On désigne par l'expression « art poétique » les textes qui élaborent une doctrine à la fois descriptive et prescriptive de la création littéraire. L'adjectif « poétique » ne renvoie donc pas ici au genre de la poésie lyrique, comme sa signification courante pourrait le laisser croire, mais à une conception générale de la littérature.

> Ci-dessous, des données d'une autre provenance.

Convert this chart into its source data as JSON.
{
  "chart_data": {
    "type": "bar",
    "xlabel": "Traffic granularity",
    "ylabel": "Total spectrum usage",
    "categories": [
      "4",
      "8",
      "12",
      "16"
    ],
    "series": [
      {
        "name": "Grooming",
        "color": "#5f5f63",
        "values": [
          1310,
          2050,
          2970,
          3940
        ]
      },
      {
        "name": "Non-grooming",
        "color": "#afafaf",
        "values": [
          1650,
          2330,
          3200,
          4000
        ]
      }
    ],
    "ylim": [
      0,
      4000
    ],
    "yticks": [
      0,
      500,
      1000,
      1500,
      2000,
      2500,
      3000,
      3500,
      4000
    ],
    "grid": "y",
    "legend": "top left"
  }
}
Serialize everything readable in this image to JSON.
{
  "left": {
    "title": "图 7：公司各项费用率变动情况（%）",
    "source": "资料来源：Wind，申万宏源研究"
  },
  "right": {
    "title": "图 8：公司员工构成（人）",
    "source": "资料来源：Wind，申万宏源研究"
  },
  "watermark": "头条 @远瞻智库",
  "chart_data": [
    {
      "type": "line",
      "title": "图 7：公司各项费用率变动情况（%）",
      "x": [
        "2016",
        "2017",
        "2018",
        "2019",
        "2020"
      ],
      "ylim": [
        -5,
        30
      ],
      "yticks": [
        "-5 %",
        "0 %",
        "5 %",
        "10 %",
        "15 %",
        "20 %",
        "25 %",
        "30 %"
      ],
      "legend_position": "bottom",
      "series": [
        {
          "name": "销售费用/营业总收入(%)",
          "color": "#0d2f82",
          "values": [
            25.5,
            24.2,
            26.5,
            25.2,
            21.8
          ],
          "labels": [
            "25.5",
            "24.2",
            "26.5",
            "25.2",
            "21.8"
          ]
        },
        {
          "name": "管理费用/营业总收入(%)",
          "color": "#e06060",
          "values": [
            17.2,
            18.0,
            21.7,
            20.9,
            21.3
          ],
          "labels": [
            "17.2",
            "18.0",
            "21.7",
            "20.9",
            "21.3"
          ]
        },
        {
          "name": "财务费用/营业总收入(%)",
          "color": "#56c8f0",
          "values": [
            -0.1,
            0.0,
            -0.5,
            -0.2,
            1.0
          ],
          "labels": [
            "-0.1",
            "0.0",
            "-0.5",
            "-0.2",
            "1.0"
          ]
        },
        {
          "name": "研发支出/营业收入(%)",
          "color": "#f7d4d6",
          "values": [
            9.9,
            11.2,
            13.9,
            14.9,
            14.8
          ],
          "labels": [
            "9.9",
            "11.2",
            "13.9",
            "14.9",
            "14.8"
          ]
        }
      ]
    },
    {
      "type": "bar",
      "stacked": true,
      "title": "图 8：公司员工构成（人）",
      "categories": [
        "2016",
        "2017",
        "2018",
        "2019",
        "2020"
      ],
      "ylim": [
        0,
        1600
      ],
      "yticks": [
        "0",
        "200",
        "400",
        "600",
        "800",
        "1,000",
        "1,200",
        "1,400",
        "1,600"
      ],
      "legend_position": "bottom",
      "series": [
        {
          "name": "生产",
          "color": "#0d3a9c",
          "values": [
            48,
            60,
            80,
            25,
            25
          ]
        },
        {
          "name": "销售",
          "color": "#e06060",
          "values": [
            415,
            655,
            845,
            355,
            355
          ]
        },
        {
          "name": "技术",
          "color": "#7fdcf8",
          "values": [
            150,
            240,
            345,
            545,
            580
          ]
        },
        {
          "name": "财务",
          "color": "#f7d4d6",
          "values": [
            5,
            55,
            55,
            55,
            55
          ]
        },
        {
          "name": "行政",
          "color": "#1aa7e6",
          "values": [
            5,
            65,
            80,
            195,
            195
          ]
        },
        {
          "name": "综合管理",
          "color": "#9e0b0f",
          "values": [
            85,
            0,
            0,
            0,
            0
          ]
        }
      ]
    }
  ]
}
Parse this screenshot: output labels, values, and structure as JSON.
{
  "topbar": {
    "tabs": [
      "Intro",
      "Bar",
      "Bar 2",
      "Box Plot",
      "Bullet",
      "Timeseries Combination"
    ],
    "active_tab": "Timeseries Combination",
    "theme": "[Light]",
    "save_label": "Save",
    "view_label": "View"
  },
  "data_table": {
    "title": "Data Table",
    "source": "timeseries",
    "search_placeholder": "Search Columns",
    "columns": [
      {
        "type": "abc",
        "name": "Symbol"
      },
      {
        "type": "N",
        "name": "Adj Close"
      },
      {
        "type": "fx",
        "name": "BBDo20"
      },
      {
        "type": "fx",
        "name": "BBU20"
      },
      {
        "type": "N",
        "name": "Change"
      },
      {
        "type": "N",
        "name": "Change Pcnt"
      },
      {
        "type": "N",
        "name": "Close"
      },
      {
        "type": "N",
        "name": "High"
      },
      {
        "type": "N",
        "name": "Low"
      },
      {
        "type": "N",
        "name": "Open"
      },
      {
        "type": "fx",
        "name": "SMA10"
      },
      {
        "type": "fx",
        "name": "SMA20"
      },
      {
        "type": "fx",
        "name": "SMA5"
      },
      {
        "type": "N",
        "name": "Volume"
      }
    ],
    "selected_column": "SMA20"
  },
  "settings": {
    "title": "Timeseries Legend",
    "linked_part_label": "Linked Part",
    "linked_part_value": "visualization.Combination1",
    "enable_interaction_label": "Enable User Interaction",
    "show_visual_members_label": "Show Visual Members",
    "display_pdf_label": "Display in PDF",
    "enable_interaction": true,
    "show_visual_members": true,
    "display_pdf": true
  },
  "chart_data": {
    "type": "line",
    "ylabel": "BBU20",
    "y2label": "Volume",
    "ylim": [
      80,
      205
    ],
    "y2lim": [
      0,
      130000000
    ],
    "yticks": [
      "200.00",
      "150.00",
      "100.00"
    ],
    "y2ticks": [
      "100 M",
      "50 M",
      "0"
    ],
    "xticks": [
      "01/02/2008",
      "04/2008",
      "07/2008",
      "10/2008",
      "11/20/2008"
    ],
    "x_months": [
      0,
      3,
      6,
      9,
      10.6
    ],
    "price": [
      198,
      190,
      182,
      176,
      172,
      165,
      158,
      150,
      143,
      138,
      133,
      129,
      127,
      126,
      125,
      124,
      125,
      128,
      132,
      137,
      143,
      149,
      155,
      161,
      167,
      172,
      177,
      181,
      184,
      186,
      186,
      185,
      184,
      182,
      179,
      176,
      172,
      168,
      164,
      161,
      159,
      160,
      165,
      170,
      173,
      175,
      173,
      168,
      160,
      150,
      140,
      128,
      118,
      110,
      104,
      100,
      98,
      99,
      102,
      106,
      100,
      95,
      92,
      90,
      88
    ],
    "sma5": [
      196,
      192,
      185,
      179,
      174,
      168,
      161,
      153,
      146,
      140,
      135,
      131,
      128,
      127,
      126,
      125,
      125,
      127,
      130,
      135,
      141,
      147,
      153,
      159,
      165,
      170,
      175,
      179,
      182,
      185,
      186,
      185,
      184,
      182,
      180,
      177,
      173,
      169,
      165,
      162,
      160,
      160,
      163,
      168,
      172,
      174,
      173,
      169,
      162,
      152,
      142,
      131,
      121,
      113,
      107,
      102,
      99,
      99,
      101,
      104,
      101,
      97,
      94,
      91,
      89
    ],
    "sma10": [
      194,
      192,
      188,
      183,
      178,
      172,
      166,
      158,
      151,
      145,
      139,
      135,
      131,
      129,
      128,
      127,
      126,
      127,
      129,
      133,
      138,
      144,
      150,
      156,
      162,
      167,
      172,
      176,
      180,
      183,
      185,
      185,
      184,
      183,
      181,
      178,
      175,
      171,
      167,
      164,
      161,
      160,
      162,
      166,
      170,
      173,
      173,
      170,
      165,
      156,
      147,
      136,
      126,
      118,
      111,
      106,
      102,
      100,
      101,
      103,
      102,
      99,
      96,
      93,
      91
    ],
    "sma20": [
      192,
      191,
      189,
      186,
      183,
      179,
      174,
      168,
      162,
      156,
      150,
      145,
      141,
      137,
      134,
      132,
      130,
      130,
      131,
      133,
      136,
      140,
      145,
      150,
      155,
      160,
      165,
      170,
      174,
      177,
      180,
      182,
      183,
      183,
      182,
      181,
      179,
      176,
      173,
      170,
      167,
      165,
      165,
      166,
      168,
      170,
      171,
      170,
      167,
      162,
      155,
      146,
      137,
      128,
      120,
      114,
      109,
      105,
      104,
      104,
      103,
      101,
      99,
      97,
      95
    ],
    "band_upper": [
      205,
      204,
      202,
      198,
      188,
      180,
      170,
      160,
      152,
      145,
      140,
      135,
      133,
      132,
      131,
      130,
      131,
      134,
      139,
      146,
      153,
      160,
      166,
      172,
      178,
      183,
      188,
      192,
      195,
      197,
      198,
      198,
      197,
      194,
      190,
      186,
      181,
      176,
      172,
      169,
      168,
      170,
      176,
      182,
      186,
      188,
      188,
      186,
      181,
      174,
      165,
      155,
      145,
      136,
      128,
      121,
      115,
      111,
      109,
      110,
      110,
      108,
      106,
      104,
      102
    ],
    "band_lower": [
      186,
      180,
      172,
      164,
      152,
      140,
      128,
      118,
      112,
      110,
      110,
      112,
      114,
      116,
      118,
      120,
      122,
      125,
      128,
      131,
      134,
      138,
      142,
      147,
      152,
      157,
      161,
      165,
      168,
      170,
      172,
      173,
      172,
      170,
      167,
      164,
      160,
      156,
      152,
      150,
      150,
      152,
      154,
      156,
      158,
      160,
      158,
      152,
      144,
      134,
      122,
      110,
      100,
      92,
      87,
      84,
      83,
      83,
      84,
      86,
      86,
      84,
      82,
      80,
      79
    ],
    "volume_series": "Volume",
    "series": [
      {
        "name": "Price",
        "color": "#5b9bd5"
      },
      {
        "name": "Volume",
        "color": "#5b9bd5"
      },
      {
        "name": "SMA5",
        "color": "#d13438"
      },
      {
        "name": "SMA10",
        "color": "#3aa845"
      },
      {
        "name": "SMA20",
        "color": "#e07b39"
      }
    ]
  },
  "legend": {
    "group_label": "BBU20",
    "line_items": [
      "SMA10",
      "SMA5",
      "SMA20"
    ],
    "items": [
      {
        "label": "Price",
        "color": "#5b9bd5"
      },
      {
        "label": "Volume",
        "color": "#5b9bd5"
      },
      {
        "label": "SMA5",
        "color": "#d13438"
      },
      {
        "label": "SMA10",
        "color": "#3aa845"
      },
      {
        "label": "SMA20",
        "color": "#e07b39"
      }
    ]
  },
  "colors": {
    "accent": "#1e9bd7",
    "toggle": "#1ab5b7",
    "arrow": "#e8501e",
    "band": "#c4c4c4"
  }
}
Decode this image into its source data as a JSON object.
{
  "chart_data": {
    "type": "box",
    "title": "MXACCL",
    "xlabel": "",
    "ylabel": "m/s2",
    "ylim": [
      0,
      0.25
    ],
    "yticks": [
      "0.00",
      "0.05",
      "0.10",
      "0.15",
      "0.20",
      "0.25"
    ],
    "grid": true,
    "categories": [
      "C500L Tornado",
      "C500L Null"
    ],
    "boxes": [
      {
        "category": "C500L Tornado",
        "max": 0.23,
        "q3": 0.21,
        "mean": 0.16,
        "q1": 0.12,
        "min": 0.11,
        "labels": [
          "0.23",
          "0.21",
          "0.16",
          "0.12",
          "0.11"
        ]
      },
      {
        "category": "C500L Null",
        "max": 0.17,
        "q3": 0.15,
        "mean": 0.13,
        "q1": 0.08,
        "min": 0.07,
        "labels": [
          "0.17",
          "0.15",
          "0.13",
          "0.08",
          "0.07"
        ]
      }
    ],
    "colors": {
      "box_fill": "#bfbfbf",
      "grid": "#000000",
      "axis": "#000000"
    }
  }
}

La « Poétique », un texte fondateur

Le texte fondateur de cette tradition spéculative est la Poétiqued'Aristote, composée au milieu du ive siècle avant J.-C. D'après Aristote, toute forme d'expression artistique se fonde sur la mimèsis, terme que l'on traduit, alternativement, par imitation ou représentation. Pour ce qui est de la mimèsis poétique, Aristote considère qu'elle a pour objet les actions des hommes. Ce postulat l'amène à limiter sa réflexion aux genres épique et dramatique, et à attribuer une place privilégiée à ce dernier, qui incarne selon lui la forme de mimèsis la plus immédiate et la plus efficace. C'est ainsi en référence à ce genre, et notamment à sa variante noble, la tragédie (mais une partie du traité, perdue, devait concerner la comédie), que l'auteur de la Poétique propose un système cohérent de règles de composition, parmi lesquelles figurent deux principes destinés à jouer un rôle fondamental dans la littérature occidentale : le respect de la vraisemblance et le principe de l'unité d'action.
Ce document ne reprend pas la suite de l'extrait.